The new way is the opposite. Power comes from how much you give away. We admire the person that shares their knowledge: the person that teaches people how to do things instead of doing things for them; that documents constantly, not at the end of the project; that is generous with their knowledge in everything they do. They are powerful because everyone points to them and says, “that’s the person that made me successful!”
Easily transferable knowledge
Here at Stack Overflow, we have a collection in our Teams instance that contains all of our runbooks and related procedures. We push all of our developers to use this feedback process with the docs. The format—articles and questions that anyone can comment on or edit—makes feedback easy. The most commonly used runbooks are heavily edited and refined.

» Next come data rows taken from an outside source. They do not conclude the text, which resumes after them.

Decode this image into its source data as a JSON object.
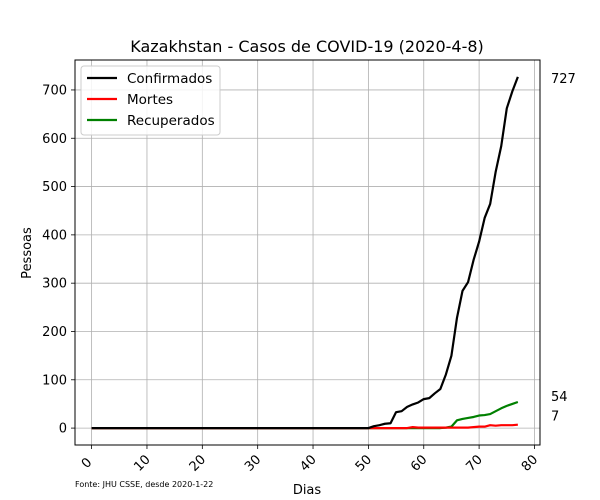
{
  "chart_data": {
    "type": "line",
    "title": "Kazakhstan - Casos de COVID-19 (2020-4-8)",
    "xlabel": "Dias",
    "ylabel": "Pessoas",
    "source_note": "Fonte: JHU CSSE, desde 2020-1-22",
    "xlim": [
      -3,
      81
    ],
    "ylim": [
      -35,
      762
    ],
    "xticks": [
      0,
      10,
      20,
      30,
      40,
      50,
      60,
      70,
      80
    ],
    "yticks": [
      0,
      100,
      200,
      300,
      400,
      500,
      600,
      700
    ],
    "grid": true,
    "legend_position": "top-left",
    "end_labels": [
      "727",
      "54",
      "7"
    ],
    "series": [
      {
        "name": "Confirmados",
        "color": "#000000",
        "x": [
          0,
          1,
          2,
          3,
          4,
          5,
          6,
          7,
          8,
          9,
          10,
          11,
          12,
          13,
          14,
          15,
          16,
          17,
          18,
          19,
          20,
          21,
          22,
          23,
          24,
          25,
          26,
          27,
          28,
          29,
          30,
          31,
          32,
          33,
          34,
          35,
          36,
          37,
          38,
          39,
          40,
          41,
          42,
          43,
          44,
          45,
          46,
          47,
          48,
          49,
          50,
          51,
          52,
          53,
          54,
          55,
          56,
          57,
          58,
          59,
          60,
          61,
          62,
          63,
          64,
          65,
          66,
          67,
          68,
          69,
          70,
          71,
          72,
          73,
          74,
          75,
          76,
          77
        ],
        "values": [
          0,
          0,
          0,
          0,
          0,
          0,
          0,
          0,
          0,
          0,
          0,
          0,
          0,
          0,
          0,
          0,
          0,
          0,
          0,
          0,
          0,
          0,
          0,
          0,
          0,
          0,
          0,
          0,
          0,
          0,
          0,
          0,
          0,
          0,
          0,
          0,
          0,
          0,
          0,
          0,
          0,
          0,
          0,
          0,
          0,
          0,
          0,
          0,
          0,
          0,
          0,
          4,
          6,
          9,
          10,
          33,
          35,
          44,
          49,
          53,
          60,
          62,
          72,
          81,
          111,
          150,
          228,
          284,
          302,
          348,
          386,
          435,
          464,
          531,
          584,
          662,
          697,
          727
        ]
      },
      {
        "name": "Mortes",
        "color": "#ff0000",
        "x": [
          0,
          1,
          2,
          3,
          4,
          5,
          6,
          7,
          8,
          9,
          10,
          11,
          12,
          13,
          14,
          15,
          16,
          17,
          18,
          19,
          20,
          21,
          22,
          23,
          24,
          25,
          26,
          27,
          28,
          29,
          30,
          31,
          32,
          33,
          34,
          35,
          36,
          37,
          38,
          39,
          40,
          41,
          42,
          43,
          44,
          45,
          46,
          47,
          48,
          49,
          50,
          51,
          52,
          53,
          54,
          55,
          56,
          57,
          58,
          59,
          60,
          61,
          62,
          63,
          64,
          65,
          66,
          67,
          68,
          69,
          70,
          71,
          72,
          73,
          74,
          75,
          76,
          77
        ],
        "values": [
          0,
          0,
          0,
          0,
          0,
          0,
          0,
          0,
          0,
          0,
          0,
          0,
          0,
          0,
          0,
          0,
          0,
          0,
          0,
          0,
          0,
          0,
          0,
          0,
          0,
          0,
          0,
          0,
          0,
          0,
          0,
          0,
          0,
          0,
          0,
          0,
          0,
          0,
          0,
          0,
          0,
          0,
          0,
          0,
          0,
          0,
          0,
          0,
          0,
          0,
          0,
          0,
          0,
          0,
          0,
          0,
          0,
          0,
          2,
          1,
          1,
          1,
          1,
          1,
          1,
          1,
          1,
          1,
          1,
          2,
          3,
          3,
          6,
          5,
          6,
          6,
          6,
          7
        ]
      },
      {
        "name": "Recuperados",
        "color": "#008000",
        "x": [
          0,
          1,
          2,
          3,
          4,
          5,
          6,
          7,
          8,
          9,
          10,
          11,
          12,
          13,
          14,
          15,
          16,
          17,
          18,
          19,
          20,
          21,
          22,
          23,
          24,
          25,
          26,
          27,
          28,
          29,
          30,
          31,
          32,
          33,
          34,
          35,
          36,
          37,
          38,
          39,
          40,
          41,
          42,
          43,
          44,
          45,
          46,
          47,
          48,
          49,
          50,
          51,
          52,
          53,
          54,
          55,
          56,
          57,
          58,
          59,
          60,
          61,
          62,
          63,
          64,
          65,
          66,
          67,
          68,
          69,
          70,
          71,
          72,
          73,
          74,
          75,
          76,
          77
        ],
        "values": [
          0,
          0,
          0,
          0,
          0,
          0,
          0,
          0,
          0,
          0,
          0,
          0,
          0,
          0,
          0,
          0,
          0,
          0,
          0,
          0,
          0,
          0,
          0,
          0,
          0,
          0,
          0,
          0,
          0,
          0,
          0,
          0,
          0,
          0,
          0,
          0,
          0,
          0,
          0,
          0,
          0,
          0,
          0,
          0,
          0,
          0,
          0,
          0,
          0,
          0,
          0,
          0,
          0,
          0,
          0,
          0,
          0,
          0,
          0,
          0,
          0,
          0,
          0,
          0,
          1,
          3,
          16,
          19,
          21,
          23,
          26,
          27,
          29,
          35,
          41,
          46,
          50,
          54
        ]
      }
    ]
  }
}
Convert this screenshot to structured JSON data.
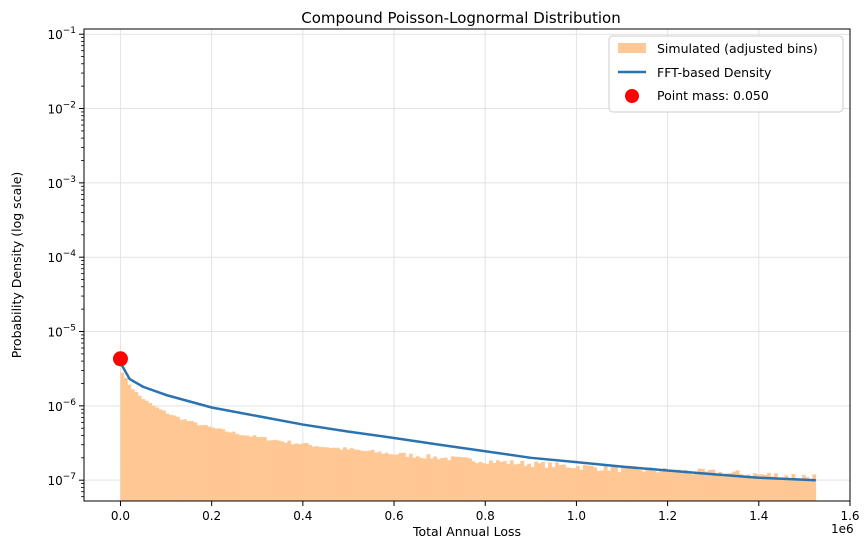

Less recently edited runbooks are easy to identify and update. The level of effort reflects the need.
Then there are the knock-on effects, bonus efficiencies that come from having field-tested knowledge easily available. The technologies and skills mentioned in the runbooks inform us when writing the job advertisement for new operational staff. Once hired, runbooks can be used as a training tool. Newly hired operations people can be walked through each runbook, or use the runbooks as a self-study aide. Once they have reviewed all the runbooks, they are ready for on-call.
Key to all of these feedback loops is the ease in which everyone—developers, SREs, and new hires—can ask questions, raise issues, and offer suggestions for better solutions. Sometimes the anxiety of being seen as less knowledgeable can prevent people from jumping in and commenting. You can alleviate that by explicitly providing a space for questions in every runbook. Even better, you can use a platform like Stack Overflow for Teams that is designed to gather business-critical information from questions and answers.
A good feedback loop won’t solve every problem in the on-call process. But it will make it a smoother one, from debugging an issue that pops up in production all the way through hiring and training and onboarding. When done well, it’s a very effective way to improve your organization through small, ingrained processes.